Today, we use Grafana Cloud to track token consumption across teams, agents, and workflows. That data is used by engineering leadership, FinOps, and product teams.

Engineering teams use it to understand adoption patterns and model efficiency. FinOps uses it for forecasting and anomaly detection. Product teams use it to understand whether AI-powered features are actually delivering value.

Token consumption is becoming a meaningful operational expense, especially when using providers like OpenAI, Anthropic, or Azure OpenAI at scale.

For us, token consumption is becoming a signal of AI maturity. It helps us scale responsibly, manage risk, and bring transparency to stakeholders as AI becomes part of our operational DNA.

Can you share an example of how Grafana’s AI capabilities helped your team investigate an issue?

We built our own internal chatbot platform with a strong focus on security and data protection. It interacts with multiple agents, MCP servers, and retrieval-augmented generation components.

At one point, users started reporting severe latency issues, but because LLMs behave probabilistically, there wasn’t a clean dependency chain showing where the issue originated.

Most engineers were already occupied with other incidents, so before opening dashboards manually, I started an investigation directly through Grafana Assistant.

Within a few minutes, Grafana Assistant had generated a full investigation report with likely root causes and an executive summary. One of the main findings was that a RAG pod was hitting memory limits after a usage spike. Once we increased the limits, the latency disappeared.

The investigation also surfaced additional weak points in the architecture that we later optimized proactively.

Without Grafana Assistant Investigations, this would have become a slow, manual, multi-team troubleshooting effort. Instead, we resolved the issue quickly and improved the platform’s overall reliability.

What made Grafana stand out compared to other AI observability approaches you evaluated?

We evaluated 22 vendors in total, and many of them are doing interesting work around model visibility and agent tracing, but most still treat AI as a chat interface layered on top of dashboards.

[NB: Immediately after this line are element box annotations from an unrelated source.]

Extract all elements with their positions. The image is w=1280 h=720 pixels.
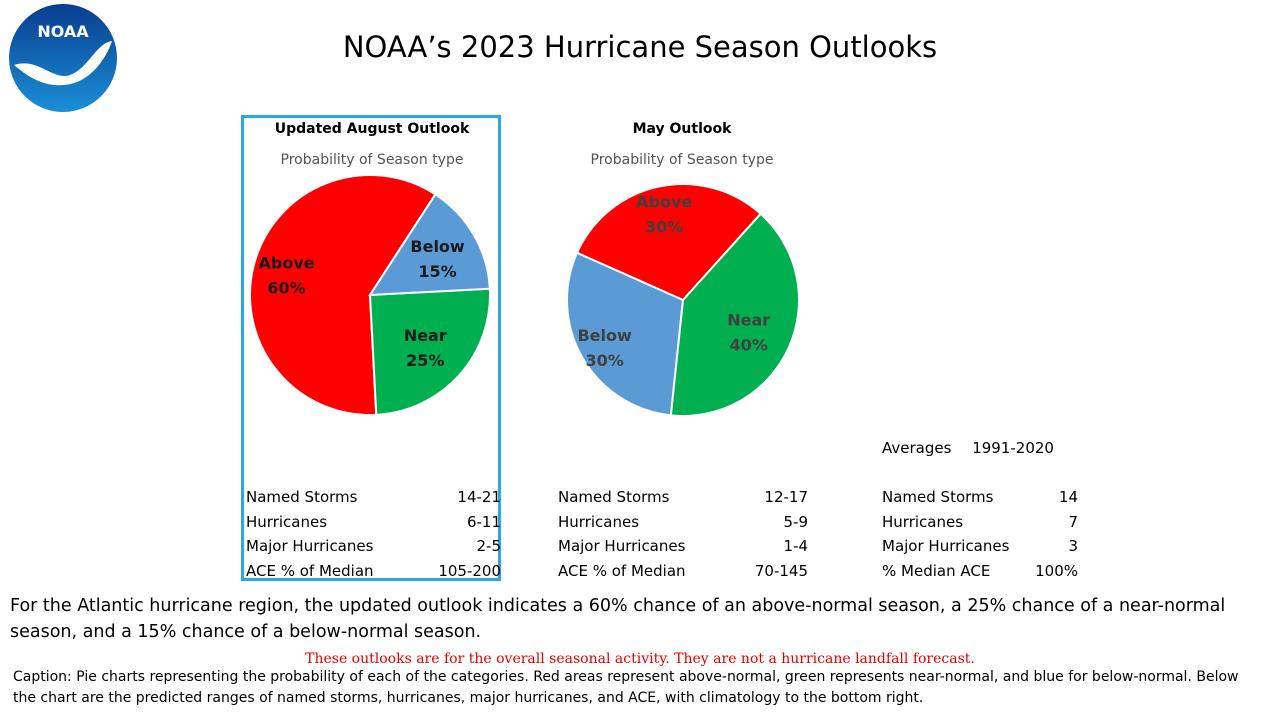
pie-slice-near: [669, 212, 800, 417]
noaa-logo: NOAA: [9, 4, 117, 112]
stats-row: ACE % of Median 70-145: [558, 559, 808, 584]
slice-value-below: 30%: [585, 351, 623, 370]
stat-label: Hurricanes: [558, 512, 640, 531]
stat-label: Major Hurricanes: [882, 537, 1010, 555]
stats-row: % Median ACE 100%: [882, 559, 1078, 584]
may-chart-title: May Outlook: [632, 121, 732, 137]
may-chart-subtitle: Probability of Season type: [590, 152, 774, 168]
stat-label: ACE % of Median: [558, 561, 686, 580]
slice-label-above: Above: [636, 192, 692, 211]
stat-label: ACE % of Median: [246, 561, 374, 580]
slice-label-below: Below: [410, 237, 465, 256]
logo-text: NOAA: [37, 22, 89, 41]
stats-row: Major Hurricanes 2-5: [246, 534, 501, 559]
may-stats-table: Named Storms 12-17 Hurricanes 5-9 Major Hu…: [558, 485, 808, 583]
averages-heading: Averages 1991-2020: [882, 439, 1054, 457]
stat-value: 100%: [1035, 561, 1078, 580]
august-chart-subtitle: Probability of Season type: [280, 152, 464, 168]
stat-value: 6-11: [466, 512, 501, 531]
stats-row: Hurricanes 5-9: [558, 510, 808, 535]
august-stats-table: Named Storms 14-21 Hurricanes 6-11 Major H…: [246, 485, 501, 583]
stat-value: 105-200: [438, 561, 501, 580]
pie-slice-below: [368, 192, 491, 297]
stat-label: Named Storms: [246, 488, 358, 506]
caption-text: Caption: Pie charts representing the pro…: [13, 669, 1239, 706]
stat-value: 3: [1068, 537, 1078, 555]
august-chart-title: Updated August Outlook: [274, 121, 470, 137]
slice-label-above: Above: [258, 254, 314, 273]
stat-value: 70-145: [754, 561, 808, 580]
stats-row: Named Storms 14-21: [246, 485, 501, 510]
stat-value: 14: [1058, 488, 1078, 506]
pie-slice-above: [249, 174, 437, 416]
stat-label: Named Storms: [882, 488, 994, 506]
stat-label: Major Hurricanes: [558, 537, 686, 555]
stat-value: 7: [1068, 512, 1078, 531]
august-outlook-box: [241, 115, 501, 581]
stats-row: ACE % of Median 105-200: [246, 559, 501, 584]
stat-label: Major Hurricanes: [246, 537, 374, 555]
page-title: NOAA’s 2023 Hurricane Season Outlooks: [342, 30, 938, 64]
pie-slice-above: [575, 183, 763, 302]
stats-row: Hurricanes 6-11: [246, 510, 501, 535]
slice-value-near: 40%: [730, 335, 768, 354]
pie-slice-below: [566, 251, 685, 417]
stat-label: Hurricanes: [882, 512, 964, 531]
slice-label-near: Near: [404, 326, 447, 345]
slice-value-near: 25%: [406, 351, 444, 370]
stats-row: Major Hurricanes 3: [882, 534, 1078, 559]
averages-period: 1991-2020: [972, 439, 1054, 457]
stat-label: % Median ACE: [882, 561, 991, 580]
disclaimer-text: These outlooks are for the overall seaso…: [305, 651, 975, 667]
stats-row: Named Storms 12-17: [558, 485, 808, 510]
stats-row: Named Storms 14: [882, 485, 1078, 510]
slice-value-above: 60%: [267, 279, 305, 298]
stat-value: 1-4: [783, 537, 809, 555]
stat-label: Hurricanes: [246, 512, 328, 531]
stat-value: 5-9: [783, 512, 809, 531]
slice-label-below: Below: [577, 326, 632, 345]
stat-value: 2-5: [476, 537, 502, 555]
stats-row: Major Hurricanes 1-4: [558, 534, 808, 559]
averages-stats-table: Named Storms 14 Hurricanes 7 Major Hurrica…: [882, 485, 1078, 583]
pie-slice-near: [368, 287, 491, 416]
summary-text: For the Atlantic hurricane region, the u…: [10, 596, 1226, 642]
averages-label: Averages: [882, 439, 952, 457]
stat-value: 12-17: [764, 488, 808, 506]
slice-label-near: Near: [727, 310, 770, 329]
stats-row: Hurricanes 7: [882, 510, 1078, 535]
slice-value-above: 30%: [645, 217, 683, 236]
stat-value: 14-21: [457, 488, 501, 506]
slice-value-below: 15%: [418, 262, 456, 281]
stat-label: Named Storms: [558, 488, 670, 506]
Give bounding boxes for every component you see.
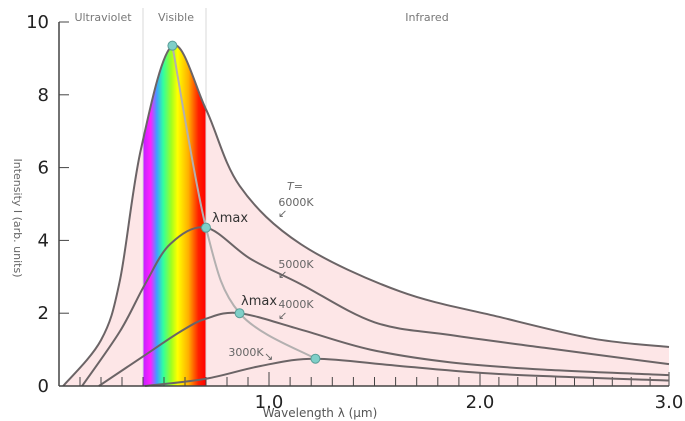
arrow-6000k: ↙ (278, 207, 287, 220)
x-axis-title: Wavelength λ (µm) (263, 406, 378, 420)
peak-marker (310, 353, 321, 364)
x-tick-label: 1.0 (255, 392, 284, 413)
peak-marker (201, 222, 211, 233)
y-axis-title: Intensity I (arb. units) (11, 159, 24, 278)
peak-wavelength-locus (171, 45, 316, 360)
visible-spectrum-band (143, 45, 206, 386)
x-tick-label: 3.0 (655, 392, 684, 413)
y-tick-label: 10 (26, 12, 49, 33)
x-tick-label: 2.0 (466, 392, 495, 413)
area-under-6000k (63, 45, 669, 386)
arrow-4000k: ↙ (278, 309, 287, 322)
arrow-5000k: ↙ (278, 268, 287, 281)
temperature-prefix: T= (287, 180, 303, 193)
y-tick-label: 8 (38, 85, 49, 106)
region-label-infrared: Infrared (405, 11, 448, 24)
label-3000k: 3000K (228, 346, 264, 359)
label-4000k: 4000K (278, 298, 314, 311)
peak-marker (167, 40, 178, 51)
region-label-visible: Visible (158, 11, 194, 24)
lambda-max-label-1: λmax (212, 211, 248, 226)
y-tick-label: 0 (38, 376, 49, 397)
lambda-max-label-2: λmax (241, 294, 277, 309)
y-tick-label: 6 (38, 158, 49, 179)
curve-4000k (98, 311, 670, 387)
label-6000k: 6000K (278, 196, 314, 209)
region-label-ultraviolet: Ultraviolet (74, 11, 132, 24)
y-tick-label: 4 (38, 230, 49, 251)
y-tick-label: 2 (38, 303, 49, 324)
peak-marker (234, 308, 245, 319)
arrow-3000k: ↘ (264, 350, 273, 363)
label-5000k: 5000K (278, 258, 314, 271)
curve-3000k (144, 357, 670, 387)
curve-6000k (62, 44, 670, 387)
curve-5000k (81, 226, 670, 387)
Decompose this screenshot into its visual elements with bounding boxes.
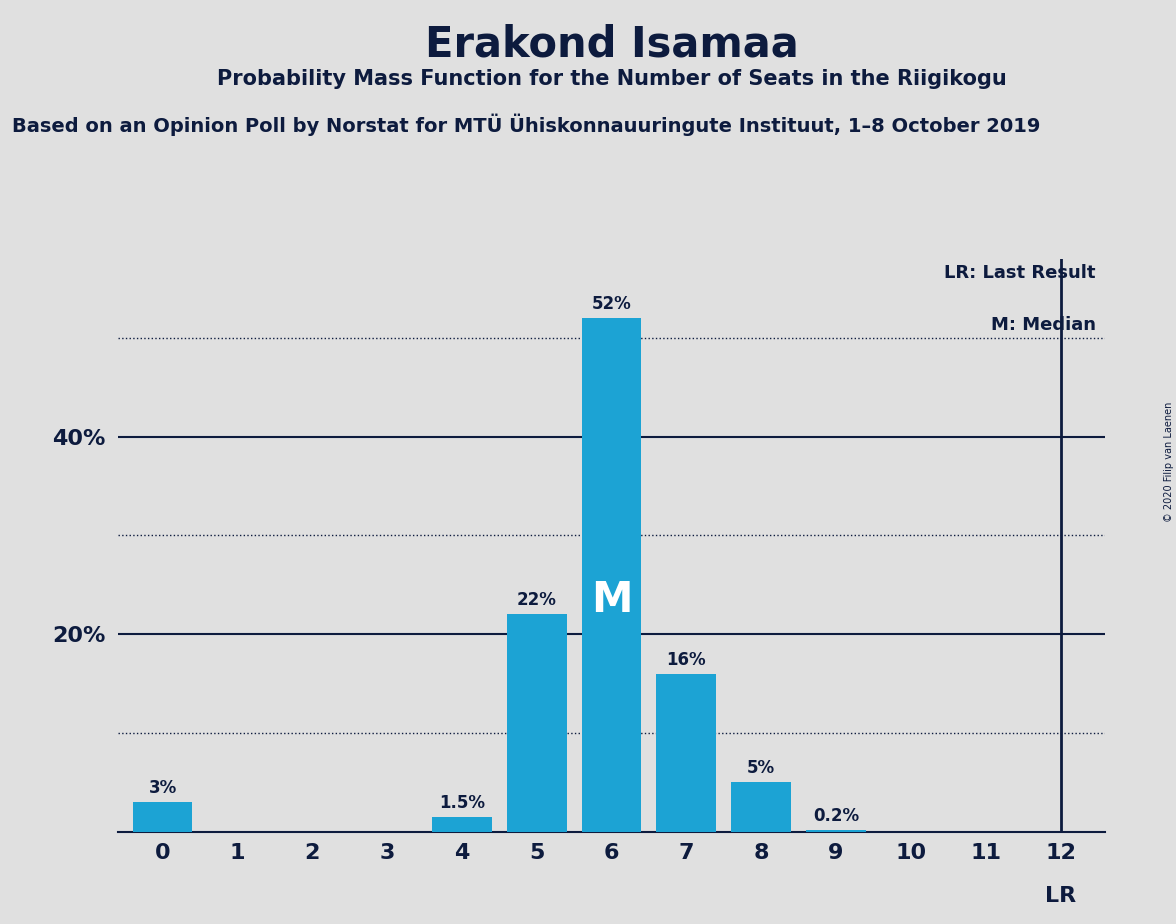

Grafana took a different approach.

Instead of only translating queries, it built a more agentic workflow capable of running investigations, correlating telemetry across Prometheus and Loki, and actively helping drive troubleshooting.

As Alter Domus expanded its use of AI agents and MCP servers internally, the team realized it lacked visibility into what happened after requests reached the LLM.

I reached out to Grafana Labs and said, “We need a solution for this use case. We are able to collect metrics and information about our applications, but everything happening after the LLM made decisions is a black box for us.”

The Grafana team then showed us its upcoming AI Observability capabilities and invited us into the preview. We implemented it the same day, and after two days in production, the difference was amazing.

We started collecting information about our MCP servers, prompts, and conversations, so now we can understand why MCP servers fail and why users are not achieving what they expect when interacting with those systems.

What has it been like working with the Grafana Labs team?

The relationship feels more like a partnership than a traditional vendor relationship. We’ve been able to test early-stage features, provide feedback directly to product teams, and influence the direction of capabilities we care about. In some situations, we started using new functionality within hours of requesting access.

That level of collaboration makes a huge difference because it allows us to shape the platform around our operational needs.

What’s next for your observability strategy?

I’ve seen Grafana evolve very quickly since we started using it, and I’m impressed with how much innovation has happened in a short amount of time.

The area I’m most excited about is AI observability and AI governance. As more companies operationalize AI, observability becomes critical for understanding cost, performance, reliability, and risk across those systems.

We’re looking forward to continuing to build on that foundation with Grafana.